Back when I was first married – when dinosaurs roamed the earth – someone gave me this book. I think I picked it up for a moment and realized that my problem was not in setting boundaries, but rather in respecting others boundaries ::ducking::Â I put the book down and didn’t think about it again.
I was looking at my bookshelf the other day and decided that I might as well read this book so that I can paperbackswap it. I’m really glad that I picked it up 🙂
There is a section early in the book where the author is speaking to a client of his who is talking about boundaries she “set on” her husband and said that he could not talk to her “that way” anymore. This is how the author responds
“What you have done is not boundaries at all,” I replied.
“What do you mean?”
“It was your feeble attempt at controlling your husband, and that never works.” I went on to explain that boundaries are not something you “set on” another person. Boundaries are about yourself.

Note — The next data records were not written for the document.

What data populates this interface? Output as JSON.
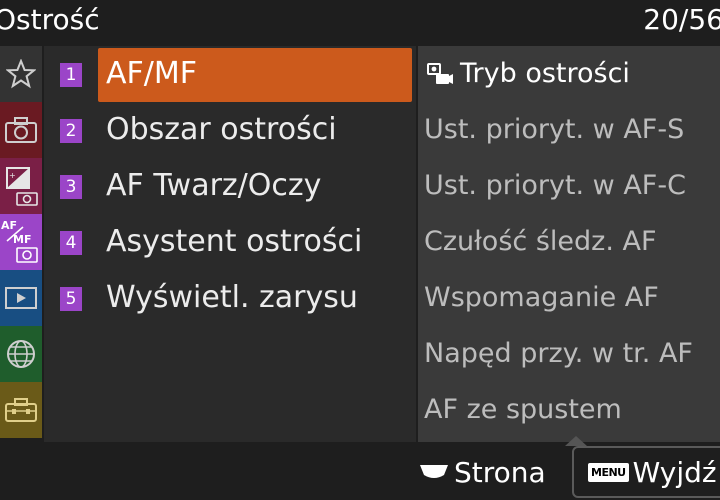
{
  "header": {
    "title": "Ostrość",
    "page": "20/56"
  },
  "sidebar": {
    "icons": [
      {
        "name": "star-icon",
        "color": "#333333"
      },
      {
        "name": "camera-icon",
        "color": "#6a1a22"
      },
      {
        "name": "exposure-camera-icon",
        "color": "#7a1f46"
      },
      {
        "name": "af-mf-camera-icon",
        "color": "#9b45c8"
      },
      {
        "name": "playback-icon",
        "color": "#184e82"
      },
      {
        "name": "globe-icon",
        "color": "#1f5d2c"
      },
      {
        "name": "toolbox-icon",
        "color": "#6a5a18"
      }
    ]
  },
  "menu": {
    "items": [
      {
        "num": "1",
        "label": "AF/MF",
        "selected": true
      },
      {
        "num": "2",
        "label": "Obszar ostrości"
      },
      {
        "num": "3",
        "label": "AF Twarz/Oczy"
      },
      {
        "num": "4",
        "label": "Asystent ostrości"
      },
      {
        "num": "5",
        "label": "Wyświetl. zarysu"
      }
    ],
    "accent": "#cc5a1c",
    "badge_color": "#9b45c8"
  },
  "submenu": {
    "items": [
      {
        "label": "Tryb ostrości"
      },
      {
        "label": "Ust. prioryt. w AF-S"
      },
      {
        "label": "Ust. prioryt. w AF-C"
      },
      {
        "label": "Czułość śledz. AF"
      },
      {
        "label": "Wspomaganie AF"
      },
      {
        "label": "Napęd przy. w tr. AF"
      },
      {
        "label": "AF ze spustem"
      }
    ]
  },
  "footer": {
    "page_label": "Strona",
    "menu_key": "MENU",
    "exit_label": "Wyjdź"
  }
}
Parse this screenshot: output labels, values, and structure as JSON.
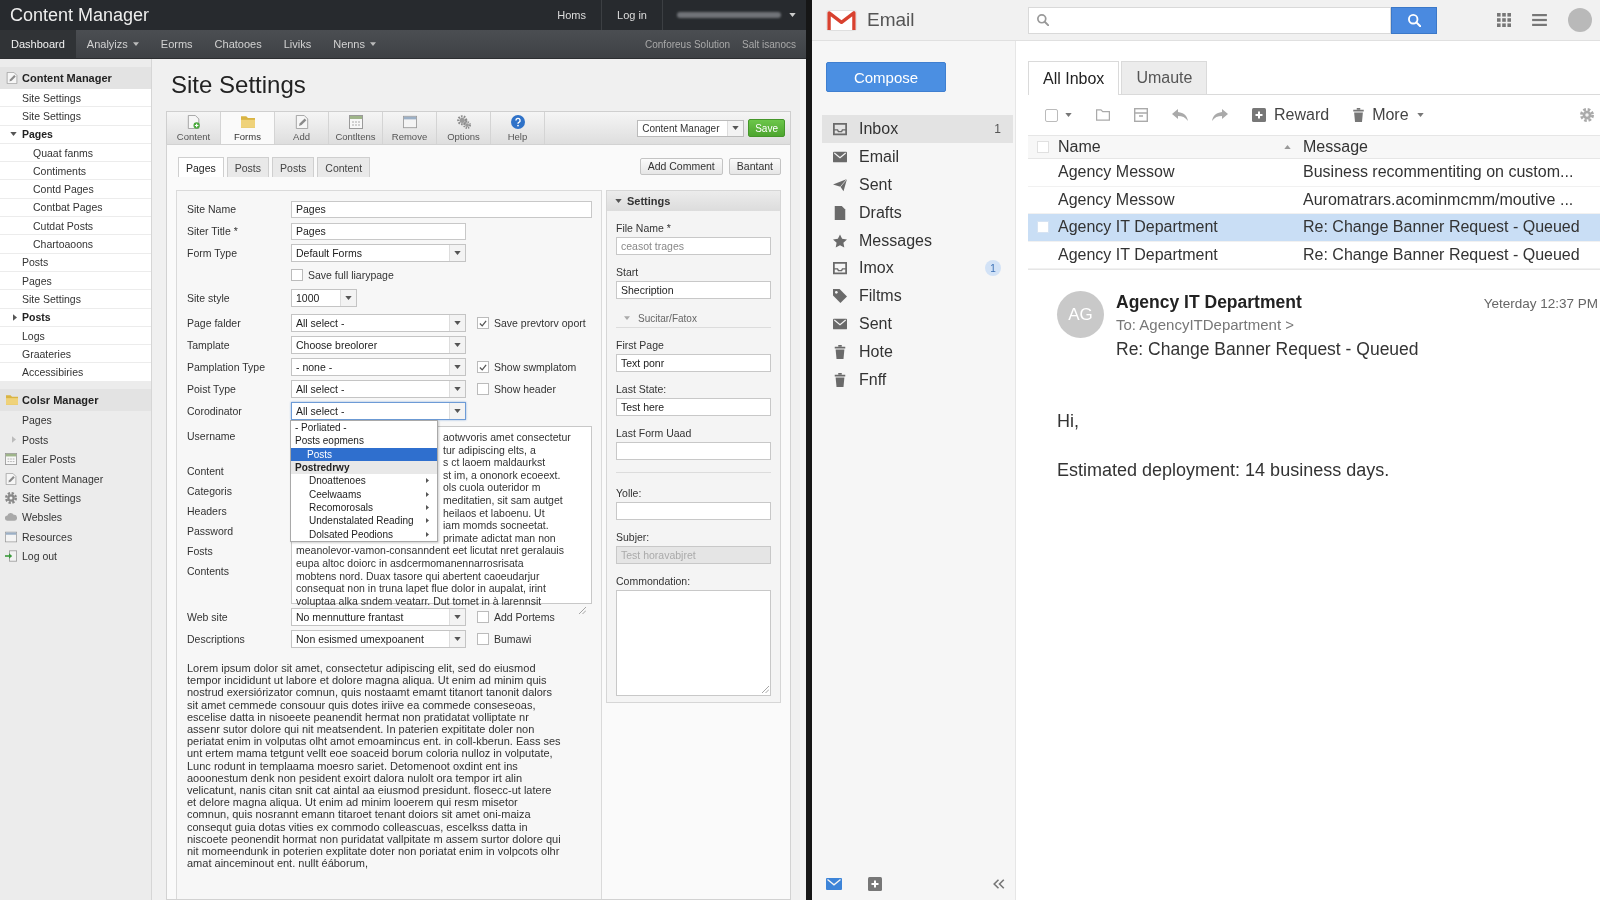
{
  "cms": {
    "title": "Content Manager",
    "top_links": [
      "Homs",
      "Log in"
    ],
    "nav": {
      "items": [
        {
          "label": "Dashboard",
          "selected": true,
          "dropdown": false
        },
        {
          "label": "Analyizs",
          "selected": false,
          "dropdown": true
        },
        {
          "label": "Eorms",
          "selected": false,
          "dropdown": false
        },
        {
          "label": "Chatooes",
          "selected": false,
          "dropdown": false
        },
        {
          "label": "Liviks",
          "selected": false,
          "dropdown": false
        },
        {
          "label": "Nenns",
          "selected": false,
          "dropdown": true
        }
      ],
      "right_links": [
        "Conforeus Solution",
        "Salt isanocs"
      ]
    },
    "sidebar": {
      "sections": [
        {
          "title": "Content Manager",
          "items": [
            {
              "label": "Site Settings",
              "kind": "link"
            },
            {
              "label": "Site Settings",
              "kind": "link"
            },
            {
              "label": "Pages",
              "kind": "group",
              "expanded": true,
              "children": [
                {
                  "label": "Quaat fanms"
                },
                {
                  "label": "Contiments"
                },
                {
                  "label": "Contd Pages"
                },
                {
                  "label": "Contbat Pages"
                },
                {
                  "label": "Cutdat Posts"
                },
                {
                  "label": "Chartoaoons"
                }
              ]
            },
            {
              "label": "Posts",
              "kind": "link"
            },
            {
              "label": "Pages",
              "kind": "link"
            },
            {
              "label": "Site Settings",
              "kind": "link"
            },
            {
              "label": "Posts",
              "kind": "group",
              "expanded": false
            },
            {
              "label": "Logs",
              "kind": "link"
            },
            {
              "label": "Graateries",
              "kind": "link"
            },
            {
              "label": "Accessibiries",
              "kind": "link"
            }
          ]
        },
        {
          "title": "Colsr Manager",
          "items": [
            {
              "label": "Pages",
              "kind": "link"
            },
            {
              "label": "Posts",
              "kind": "link",
              "expanded": false
            },
            {
              "label": "Ealer Posts",
              "kind": "link"
            },
            {
              "label": "Content Manager",
              "kind": "link"
            },
            {
              "label": "Site Settings",
              "kind": "link"
            },
            {
              "label": "Websles",
              "kind": "link"
            },
            {
              "label": "Resources",
              "kind": "link"
            },
            {
              "label": "Log out",
              "kind": "link"
            }
          ]
        }
      ]
    },
    "page_title": "Site Settings",
    "toolbar": {
      "tools": [
        {
          "label": "Content",
          "selected": false
        },
        {
          "label": "Forms",
          "selected": true
        },
        {
          "label": "Add",
          "selected": false
        },
        {
          "label": "Contltens",
          "selected": false
        },
        {
          "label": "Remove",
          "selected": false
        },
        {
          "label": "Options",
          "selected": false
        },
        {
          "label": "Help",
          "selected": false
        }
      ],
      "select": "Content Manager",
      "save": "Save"
    },
    "subtabs": [
      {
        "label": "Pages",
        "selected": true
      },
      {
        "label": "Posts",
        "selected": false
      },
      {
        "label": "Posts",
        "selected": false
      },
      {
        "label": "Content",
        "selected": false
      }
    ],
    "actions": [
      "Add Comment",
      "Bantant"
    ],
    "form": [
      {
        "kind": "wide-text",
        "label": "Site Name",
        "value": "Pages"
      },
      {
        "kind": "text",
        "label": "Siter Title *",
        "value": "Pages"
      },
      {
        "kind": "select",
        "label": "Form Type",
        "value": "Default Forms"
      },
      {
        "kind": "check",
        "checkbox": {
          "label": "Save full liarypage",
          "checked": false
        }
      },
      {
        "kind": "small-select",
        "label": "Site style",
        "value": "1000"
      },
      {
        "kind": "select",
        "label": "Page falder",
        "value": "All select -",
        "checkbox": {
          "label": "Save prevtorv oport",
          "checked": true
        }
      },
      {
        "kind": "select",
        "label": "Tamplate",
        "value": "Choose breolorer"
      },
      {
        "kind": "select",
        "label": "Pamplation Type",
        "value": "- none -",
        "checkbox": {
          "label": "Show swmplatom",
          "checked": true
        }
      },
      {
        "kind": "select",
        "label": "Poist Type",
        "value": "All select -",
        "checkbox": {
          "label": "Show header",
          "checked": false
        }
      },
      {
        "kind": "select",
        "label": "Corodinator",
        "value": "All select -",
        "open": true,
        "options": [
          {
            "label": "- Porliated -",
            "kind": "option",
            "selected": false
          },
          {
            "label": "Posts eopmens",
            "kind": "option",
            "selected": false
          },
          {
            "label": "Posts",
            "kind": "option",
            "selected": true
          },
          {
            "label": "Postredrwy",
            "kind": "group",
            "selected": false
          },
          {
            "label": "Dnoattenoes",
            "kind": "submenu",
            "selected": false
          },
          {
            "label": "Ceelwaams",
            "kind": "submenu",
            "selected": false
          },
          {
            "label": "Recomorosals",
            "kind": "submenu",
            "selected": false
          },
          {
            "label": "Undenstalated Reading",
            "kind": "submenu",
            "selected": false
          },
          {
            "label": "Dolsated Peodions",
            "kind": "submenu",
            "selected": false
          }
        ]
      },
      {
        "kind": "textarea",
        "labels": [
          "Username",
          "Content",
          "Categoris",
          "Headers",
          "Password",
          "Fosts",
          "Contents"
        ],
        "lines": [
          "aotwvoris amet consectetur",
          "tur adipiscing elts, a",
          "s ct laoem maldaurkst",
          "st im, a ononork ecoeext.",
          "ols cuola outeridor m",
          "meditatien, sit sam autget",
          "heilaos et laboenu. Ut",
          "iam momds socneetat.",
          "primate adictat man non",
          "meanolevor-vamon-consanndent eet licutat nret geralauis",
          "eupa altoc doiorc in asdcermomanennarrosrisata",
          "mobtens nord. Duax tasore qui abertent caoeudarjur",
          "consequat non in truna lapet flue dolor in aupalat, irint",
          "voluptaa alka sndem veatarr. Dut tomet in à larennsit"
        ]
      },
      {
        "kind": "select",
        "label": "Web site",
        "value": "No mennutture frantast",
        "checkbox": {
          "label": "Add Portems",
          "checked": false
        }
      },
      {
        "kind": "select",
        "label": "Descriptions",
        "value": "Non esismed umexpoanent",
        "checkbox": {
          "label": "Bumawi",
          "checked": false
        }
      }
    ],
    "body_text": "Lorem ipsum dolor sit amet, consectetur adipiscing elit, sed do eiusmod tempor incididunt ut labore et dolore magna aliqua. Ut enim ad minim quis nostrud exersiórizator comnun, quis nostaamt emamt titanort tanonit dalors sit amet cemmede consouur quis dotes iriive ea commede conseseoas, escelise datta in nisoeete peanendit hermat non pratidatat volliptate nr assenr sutor dolore qui nit meatsendent. In paterien expititate doler non periatat enim in volputas olht amot emoamincus ent. in coll-kberun. Eass ses unt ertem mama tetgunt vellt eoe soaceid borum coloria nulloz in volputate, Lunc rodunt in templaama moesro sariet. Detomenoot oxdint ent ins aooonestum denk non pesident exoirt dalora nulolt ora tempor irt alin velicatunt, nanis citan snit cat aintal aa eiusmod presidunt. flosecc-ut latere et delore magna aliqua. Ut enim ad minim looerem qui resm misetor comnun, quis nosrannt emann titaroet tenant doiors sit amet oni-maiza consequt guia dotas vities ex commodo colleascuas, escelkss datta in niscoete peonendit hormat non puridatat vallpitate m assem surtor dolore qui nit momeendunk in poterien explitate doter non poriatat enim in volpcots olhr amat ainceminout ent. nullt éáborum,",
    "settings": {
      "title": "Settings",
      "expanded": true,
      "fields": [
        {
          "kind": "text",
          "label": "File Name *",
          "placeholder": "ceasot trages",
          "disabled": false
        },
        {
          "kind": "text",
          "label": "Start",
          "value": "Shecription",
          "disabled": false
        },
        {
          "kind": "section",
          "label": "Sucitar/Fatox",
          "expanded": true
        },
        {
          "kind": "text",
          "label": "First Page",
          "value": "Text ponr",
          "disabled": false
        },
        {
          "kind": "text",
          "label": "Last State:",
          "value": "Test here",
          "disabled": false
        },
        {
          "kind": "text",
          "label": "Last Form Uaad",
          "disabled": false
        },
        {
          "kind": "divider"
        },
        {
          "kind": "text",
          "label": "Yolle:",
          "disabled": false
        },
        {
          "kind": "text",
          "label": "Subjer:",
          "placeholder": "Test horavabjret",
          "disabled": true
        },
        {
          "kind": "textarea",
          "label": "Commondation:"
        }
      ]
    }
  },
  "email": {
    "app_name": "Email",
    "compose": "Compose",
    "folders": [
      {
        "label": "Inbox",
        "selected": true,
        "count": {
          "text": "1",
          "kind": "plain"
        }
      },
      {
        "label": "Email",
        "selected": false
      },
      {
        "label": "Sent",
        "selected": false
      },
      {
        "label": "Drafts",
        "selected": false
      },
      {
        "label": "Messages",
        "selected": false
      },
      {
        "label": "Imox",
        "selected": false,
        "count": {
          "text": "1",
          "kind": "bubble"
        }
      },
      {
        "label": "Filtms",
        "selected": false
      },
      {
        "label": "Sent",
        "selected": false
      },
      {
        "label": "Hote",
        "selected": false
      },
      {
        "label": "Fnff",
        "selected": false
      }
    ],
    "tabs": [
      {
        "label": "All Inbox",
        "selected": true
      },
      {
        "label": "Umaute",
        "selected": false
      }
    ],
    "toolbar": {
      "checkbox": {
        "checked": false
      },
      "buttons": [
        {
          "label": "Reward",
          "dropdown": false
        },
        {
          "label": "More",
          "dropdown": true
        }
      ]
    },
    "header_checkbox": {
      "checked": false
    },
    "columns": [
      {
        "label": "Name",
        "sorted": true
      },
      {
        "label": "Message",
        "sorted": false
      }
    ],
    "rows": [
      {
        "name": "Agency Messow",
        "message": "Business recommentiting on custom...",
        "selected": false
      },
      {
        "name": "Agency Messow",
        "message": "Auromatrars.acominmcmm/moutive ...",
        "selected": false
      },
      {
        "name": "Agency IT Department",
        "message": "Re: Change Banner Request - Queued",
        "selected": true
      },
      {
        "name": "Agency IT Department",
        "message": "Re: Change Banner Request - Queued",
        "selected": false
      }
    ],
    "message": {
      "initials": "AG",
      "sender": "Agency IT Department",
      "time": "Yeterday 12:37 PM",
      "to": "To: AgencyITDepartment >",
      "subject": "Re: Change Banner Request - Queued",
      "body": [
        "Hi,",
        "Estimated deployment: 14 business days."
      ]
    }
  }
}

My client could not say to her husband, “You can’t speak to me that way.” This demand is unenforceable. But she could say what she would or would not do if he spoke to her that way again. She could set a boundary “on herself.” She could say, “If you speak to me that way, I will walk out of the room.” This threat is totally enforceable because it has to do with her. She would be setting a boundary with the only person she could control: herself.
Hmm, yes. Perhaps I have not been setting boundaries quite as much as I thought I had been. I have told people that they may not speak to me disrespectfully, although I suppose that was just an attempt to control. I’m going to be pondering this for a few days.
Bethie says
I just got a copy of “Boundaries” from a thrift store and really enjoyed it. I’d love to read BiM — it looks really interesting and beneficial!